Tuttavia, le imprese italiane conoscono poco le soluzioni di SCF: il 54% delle imprese esportatrici italiane non le conosce, il 22% le usa soltanto nel mercato nazionale e solo il 24% le impiega nelle operazioni di export. Le soluzioni di SCF più utilizzate sono quelle tradizionali, come la lettera di credito (50%), l’assicurazione del credito (48%), l’anticipo all’esportazione (44%). Solo il 14% usa spesso il forfaiting (cessione da un esportare a un istituto finanziario di titoli di credito commerciali ricevuti da un importatore come pagamento di beni strumenti o servizi), l’8% l’export factoring (il factoring con l’aggiunta della gestione e copertura del rischio sui crediti da esportazione) e il 4% l’invoice trading. Sul tema del supporto della SCF alle esportazioni, Alessandra Moretto ha spiegato: “Nel 2020 le soluzioni di SCF hanno giocato un ruolo importante anche per supportare le imprese esportatrici colpite dal Covid. Hanno superato i confini geografici, ma anche quelli dimensionali e di lontananza nella filiera: durante la pandemia, sono state sviluppate soluzioni deep-tier financing per servire l’intera supply chain, a valle e a monte, portando sollievo finanziario a chi maggiormente ne ha bisogno”.
Federico Caniato, direttore dell’Osservatorio Supply Chain Finance, ha aggiunto: “Nella gestione della pandemia, è stato applicato spesso oltre il primo livello di fornitura, dimostrandosi strumento importante per supportare la crisi di liquidità, finanziando anche ordini o scorte. E la maggiore consapevolezza è destinata ad ampliarne ulteriormente la rilevanza in futuro. Ma l’introduzione di soluzioni richiede un’attenta gestione del cambiamento in azienda, per le relazioni da gestire e formalizzare con molti attori diversi. Ed è fondamentale migliorare la sinergia con il processo di gestione del rischio, perché è ancora alto il numero di imprese che utilizza la SCF esclusivamente per ottimizzare il capitale circolante”.
A livello mondiale, l’Osservatorio ha mappato 137 startup del settore supply chain finance, che nel complesso hanno raccolto negli ultimi 5 anni dagli investitori capitali per quasi 2 miliardi di dollari. La maggior parte di esse ha sede in Europa (48), Asia (45) e Nord America (28). Metà opera solo nel proprio contesto nazionale (46%), il 24% estende la sua offerta a livello continentale e il 30% a livello globale. Le soluzioni più offerte sono invoice trading (29 startup) e reverse factoring (28), ma si notano anche numerosi servizi complementari come valutazione del rischio (17), servizi di pianificazione finanziaria e tesoreria (11), di credit collection (9) o di assicurazione del credito (2). La tecnologia digitale più utilizzata è l’Artificial Intelligence (37%), seguita da Application Programming Interfaces (25%) e blockchain (16%).

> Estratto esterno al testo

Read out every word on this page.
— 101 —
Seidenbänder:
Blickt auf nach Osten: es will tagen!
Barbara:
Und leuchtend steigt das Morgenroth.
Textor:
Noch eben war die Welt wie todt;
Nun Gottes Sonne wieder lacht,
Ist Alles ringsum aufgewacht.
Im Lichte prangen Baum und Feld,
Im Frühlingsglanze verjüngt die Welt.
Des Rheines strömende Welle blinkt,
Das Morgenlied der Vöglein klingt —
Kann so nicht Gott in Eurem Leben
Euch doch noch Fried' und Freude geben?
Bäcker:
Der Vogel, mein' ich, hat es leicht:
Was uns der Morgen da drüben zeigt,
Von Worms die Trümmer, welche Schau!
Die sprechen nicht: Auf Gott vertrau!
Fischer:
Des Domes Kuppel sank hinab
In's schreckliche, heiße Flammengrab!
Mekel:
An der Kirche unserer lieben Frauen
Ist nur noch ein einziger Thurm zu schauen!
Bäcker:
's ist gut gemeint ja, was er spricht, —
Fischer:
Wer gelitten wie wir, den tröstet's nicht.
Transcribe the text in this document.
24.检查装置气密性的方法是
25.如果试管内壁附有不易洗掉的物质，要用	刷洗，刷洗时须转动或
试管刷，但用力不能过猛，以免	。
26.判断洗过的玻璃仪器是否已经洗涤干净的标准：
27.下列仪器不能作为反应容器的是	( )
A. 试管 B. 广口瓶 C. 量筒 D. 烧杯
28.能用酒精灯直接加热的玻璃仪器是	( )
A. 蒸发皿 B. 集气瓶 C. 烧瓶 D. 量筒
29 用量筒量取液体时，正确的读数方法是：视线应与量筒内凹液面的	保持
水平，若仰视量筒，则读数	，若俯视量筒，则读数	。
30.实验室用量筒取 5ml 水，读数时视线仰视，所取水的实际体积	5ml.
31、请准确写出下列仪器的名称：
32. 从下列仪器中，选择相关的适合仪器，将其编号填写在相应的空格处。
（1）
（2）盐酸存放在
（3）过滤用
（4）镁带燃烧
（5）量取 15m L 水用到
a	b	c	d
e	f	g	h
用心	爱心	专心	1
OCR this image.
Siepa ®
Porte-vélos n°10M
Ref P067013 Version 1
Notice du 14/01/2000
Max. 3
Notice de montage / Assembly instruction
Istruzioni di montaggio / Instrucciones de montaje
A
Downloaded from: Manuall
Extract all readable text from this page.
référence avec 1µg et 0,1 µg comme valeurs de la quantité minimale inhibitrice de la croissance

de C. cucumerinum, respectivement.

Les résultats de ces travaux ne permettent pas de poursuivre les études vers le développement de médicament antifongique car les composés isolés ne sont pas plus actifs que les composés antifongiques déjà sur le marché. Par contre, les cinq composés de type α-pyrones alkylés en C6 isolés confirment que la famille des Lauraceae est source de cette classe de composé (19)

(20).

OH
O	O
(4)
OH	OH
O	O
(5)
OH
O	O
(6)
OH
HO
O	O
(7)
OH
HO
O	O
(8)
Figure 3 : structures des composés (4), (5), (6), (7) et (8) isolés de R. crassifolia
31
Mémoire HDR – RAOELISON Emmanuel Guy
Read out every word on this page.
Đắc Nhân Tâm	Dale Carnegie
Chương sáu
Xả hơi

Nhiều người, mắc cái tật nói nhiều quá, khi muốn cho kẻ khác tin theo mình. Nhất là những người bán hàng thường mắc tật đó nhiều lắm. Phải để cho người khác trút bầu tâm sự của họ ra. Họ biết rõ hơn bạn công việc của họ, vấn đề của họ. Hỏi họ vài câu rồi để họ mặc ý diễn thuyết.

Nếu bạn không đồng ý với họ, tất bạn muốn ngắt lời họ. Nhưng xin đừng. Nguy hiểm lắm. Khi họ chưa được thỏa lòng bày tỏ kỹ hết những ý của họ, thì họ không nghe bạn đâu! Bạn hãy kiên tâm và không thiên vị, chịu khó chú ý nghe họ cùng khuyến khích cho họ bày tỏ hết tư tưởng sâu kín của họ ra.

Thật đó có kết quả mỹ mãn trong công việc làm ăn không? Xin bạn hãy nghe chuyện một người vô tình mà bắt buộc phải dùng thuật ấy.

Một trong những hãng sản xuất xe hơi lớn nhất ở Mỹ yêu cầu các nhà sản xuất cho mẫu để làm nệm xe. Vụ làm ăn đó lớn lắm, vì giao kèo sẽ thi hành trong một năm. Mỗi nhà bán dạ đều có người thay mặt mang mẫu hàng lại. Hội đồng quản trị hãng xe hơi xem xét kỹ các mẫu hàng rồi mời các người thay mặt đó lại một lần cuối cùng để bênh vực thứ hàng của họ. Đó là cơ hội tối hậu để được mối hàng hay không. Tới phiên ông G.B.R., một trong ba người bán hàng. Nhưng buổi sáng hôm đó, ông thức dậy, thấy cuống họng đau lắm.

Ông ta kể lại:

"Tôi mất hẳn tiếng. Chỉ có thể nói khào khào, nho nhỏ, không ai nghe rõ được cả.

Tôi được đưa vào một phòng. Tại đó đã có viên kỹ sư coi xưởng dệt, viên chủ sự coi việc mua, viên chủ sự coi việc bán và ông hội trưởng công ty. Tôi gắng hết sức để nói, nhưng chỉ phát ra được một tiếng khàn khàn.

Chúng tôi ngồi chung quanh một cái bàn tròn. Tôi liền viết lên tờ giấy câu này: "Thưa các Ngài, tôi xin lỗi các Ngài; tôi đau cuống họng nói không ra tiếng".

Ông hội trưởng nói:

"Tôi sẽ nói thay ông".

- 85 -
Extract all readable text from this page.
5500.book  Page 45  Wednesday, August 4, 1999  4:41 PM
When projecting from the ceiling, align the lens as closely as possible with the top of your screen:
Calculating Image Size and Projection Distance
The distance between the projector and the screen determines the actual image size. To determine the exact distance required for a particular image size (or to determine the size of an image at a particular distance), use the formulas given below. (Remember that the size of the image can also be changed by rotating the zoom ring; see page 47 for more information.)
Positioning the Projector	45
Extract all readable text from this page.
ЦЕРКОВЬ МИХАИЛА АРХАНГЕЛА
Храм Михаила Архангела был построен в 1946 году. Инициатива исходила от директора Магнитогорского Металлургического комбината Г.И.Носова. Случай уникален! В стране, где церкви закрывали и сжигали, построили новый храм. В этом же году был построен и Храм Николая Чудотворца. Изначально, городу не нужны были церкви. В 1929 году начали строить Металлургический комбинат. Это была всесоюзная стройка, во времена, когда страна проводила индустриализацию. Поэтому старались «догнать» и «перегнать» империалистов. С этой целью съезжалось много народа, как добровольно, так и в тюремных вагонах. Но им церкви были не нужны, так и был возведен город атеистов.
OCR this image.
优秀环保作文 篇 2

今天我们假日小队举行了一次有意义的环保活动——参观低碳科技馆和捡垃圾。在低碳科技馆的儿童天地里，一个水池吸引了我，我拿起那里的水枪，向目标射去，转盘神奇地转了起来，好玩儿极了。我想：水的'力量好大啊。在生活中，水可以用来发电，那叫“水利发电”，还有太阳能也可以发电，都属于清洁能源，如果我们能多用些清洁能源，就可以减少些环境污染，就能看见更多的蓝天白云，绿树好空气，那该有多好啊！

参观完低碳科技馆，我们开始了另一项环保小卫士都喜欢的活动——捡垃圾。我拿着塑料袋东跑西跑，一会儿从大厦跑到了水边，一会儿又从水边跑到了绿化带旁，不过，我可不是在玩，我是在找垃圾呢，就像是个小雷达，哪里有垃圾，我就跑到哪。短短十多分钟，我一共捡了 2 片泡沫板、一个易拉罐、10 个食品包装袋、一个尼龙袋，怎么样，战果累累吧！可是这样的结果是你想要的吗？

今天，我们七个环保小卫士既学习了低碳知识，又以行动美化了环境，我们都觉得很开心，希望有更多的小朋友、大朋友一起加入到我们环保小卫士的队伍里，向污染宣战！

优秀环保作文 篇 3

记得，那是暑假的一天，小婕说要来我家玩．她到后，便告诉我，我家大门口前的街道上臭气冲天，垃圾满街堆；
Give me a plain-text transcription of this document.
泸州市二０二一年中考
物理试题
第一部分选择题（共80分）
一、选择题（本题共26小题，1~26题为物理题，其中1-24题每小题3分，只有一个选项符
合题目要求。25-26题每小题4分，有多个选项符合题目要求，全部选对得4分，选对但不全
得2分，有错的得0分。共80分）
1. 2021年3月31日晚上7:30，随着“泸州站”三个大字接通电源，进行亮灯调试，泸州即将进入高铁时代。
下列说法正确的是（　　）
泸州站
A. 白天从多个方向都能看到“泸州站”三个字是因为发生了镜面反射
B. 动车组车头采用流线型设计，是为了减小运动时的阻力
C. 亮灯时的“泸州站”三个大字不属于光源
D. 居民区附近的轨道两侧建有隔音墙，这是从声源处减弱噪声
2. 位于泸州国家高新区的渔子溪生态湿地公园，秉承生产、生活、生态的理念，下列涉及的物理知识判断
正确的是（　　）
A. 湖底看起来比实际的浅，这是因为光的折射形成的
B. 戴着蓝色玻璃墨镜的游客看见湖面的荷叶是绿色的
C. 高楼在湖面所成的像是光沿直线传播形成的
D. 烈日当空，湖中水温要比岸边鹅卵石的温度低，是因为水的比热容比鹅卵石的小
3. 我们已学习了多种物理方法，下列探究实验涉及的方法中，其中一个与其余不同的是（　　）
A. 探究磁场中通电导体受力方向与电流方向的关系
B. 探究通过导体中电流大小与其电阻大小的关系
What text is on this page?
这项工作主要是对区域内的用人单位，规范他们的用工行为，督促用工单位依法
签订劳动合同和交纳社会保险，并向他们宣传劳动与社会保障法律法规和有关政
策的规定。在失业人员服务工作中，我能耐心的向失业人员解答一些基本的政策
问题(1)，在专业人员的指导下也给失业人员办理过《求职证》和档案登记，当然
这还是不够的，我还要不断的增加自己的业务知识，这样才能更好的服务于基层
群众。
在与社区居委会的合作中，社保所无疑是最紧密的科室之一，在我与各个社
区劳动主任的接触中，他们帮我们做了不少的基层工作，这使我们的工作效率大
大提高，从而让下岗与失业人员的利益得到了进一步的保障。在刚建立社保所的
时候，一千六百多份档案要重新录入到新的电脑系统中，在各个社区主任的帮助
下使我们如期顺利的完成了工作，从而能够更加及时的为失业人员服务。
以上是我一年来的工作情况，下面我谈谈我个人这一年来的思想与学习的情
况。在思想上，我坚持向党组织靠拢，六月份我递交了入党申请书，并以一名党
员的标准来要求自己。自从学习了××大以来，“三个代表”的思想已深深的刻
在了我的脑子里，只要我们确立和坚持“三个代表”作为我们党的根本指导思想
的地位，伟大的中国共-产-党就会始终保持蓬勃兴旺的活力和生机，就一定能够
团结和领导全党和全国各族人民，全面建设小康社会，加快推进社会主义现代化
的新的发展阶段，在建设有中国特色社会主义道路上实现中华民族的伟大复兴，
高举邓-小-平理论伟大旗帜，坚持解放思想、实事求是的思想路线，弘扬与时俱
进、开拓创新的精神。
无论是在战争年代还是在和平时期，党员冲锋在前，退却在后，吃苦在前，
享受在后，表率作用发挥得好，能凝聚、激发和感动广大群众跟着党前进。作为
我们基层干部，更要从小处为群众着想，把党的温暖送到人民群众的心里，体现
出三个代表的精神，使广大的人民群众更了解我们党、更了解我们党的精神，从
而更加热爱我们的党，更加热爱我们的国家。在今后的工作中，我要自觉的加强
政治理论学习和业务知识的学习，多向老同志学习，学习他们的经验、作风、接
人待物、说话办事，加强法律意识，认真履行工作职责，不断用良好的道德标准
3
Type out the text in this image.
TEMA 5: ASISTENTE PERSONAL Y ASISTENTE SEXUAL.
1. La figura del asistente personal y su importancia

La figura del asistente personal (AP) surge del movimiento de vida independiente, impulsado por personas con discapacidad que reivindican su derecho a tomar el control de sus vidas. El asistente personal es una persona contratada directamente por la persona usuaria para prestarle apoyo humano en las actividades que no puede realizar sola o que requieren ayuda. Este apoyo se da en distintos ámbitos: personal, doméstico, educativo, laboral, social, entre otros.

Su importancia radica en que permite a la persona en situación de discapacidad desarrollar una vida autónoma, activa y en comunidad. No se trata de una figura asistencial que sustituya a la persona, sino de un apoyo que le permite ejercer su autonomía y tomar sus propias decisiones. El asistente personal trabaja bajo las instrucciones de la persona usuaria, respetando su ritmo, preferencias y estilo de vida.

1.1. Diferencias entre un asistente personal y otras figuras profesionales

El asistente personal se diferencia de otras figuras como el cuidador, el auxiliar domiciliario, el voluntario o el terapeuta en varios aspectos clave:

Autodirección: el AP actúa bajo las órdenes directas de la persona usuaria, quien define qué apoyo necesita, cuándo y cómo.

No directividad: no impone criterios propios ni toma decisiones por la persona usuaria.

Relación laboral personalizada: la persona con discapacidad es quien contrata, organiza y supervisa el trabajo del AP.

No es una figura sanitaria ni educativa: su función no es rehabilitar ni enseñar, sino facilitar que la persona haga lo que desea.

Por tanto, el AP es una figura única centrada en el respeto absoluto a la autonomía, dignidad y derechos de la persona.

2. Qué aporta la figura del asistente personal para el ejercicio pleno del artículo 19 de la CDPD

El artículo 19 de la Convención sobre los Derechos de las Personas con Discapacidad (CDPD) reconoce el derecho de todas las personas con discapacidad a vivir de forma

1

Esistono anche servizi complementari al SCF, offerti da un numero crescente di startup e di natura diversa, quali: assicurazione del credito, infrastruttura IT. Ma nonostante l’elevato numero di startup a livello mondiale, solo poche di esse sembrano in grado di diventare unicorni (startup con una valutazione superiore al miliardi di dollari. Agostino Bonzani, ricercatore dell’Osservatorio Supply Chain Finance, ha ricordato che la startup di Singapore Linklogis ha ottenuto maggiori finanziamenti: 250 milioni di dollari. Il ricercatore inoltre ha osservato che le startup SCF-specific tendono ad ampliare la gamma di soluzioni con il passare degli anni, per aumentare la loro competitività.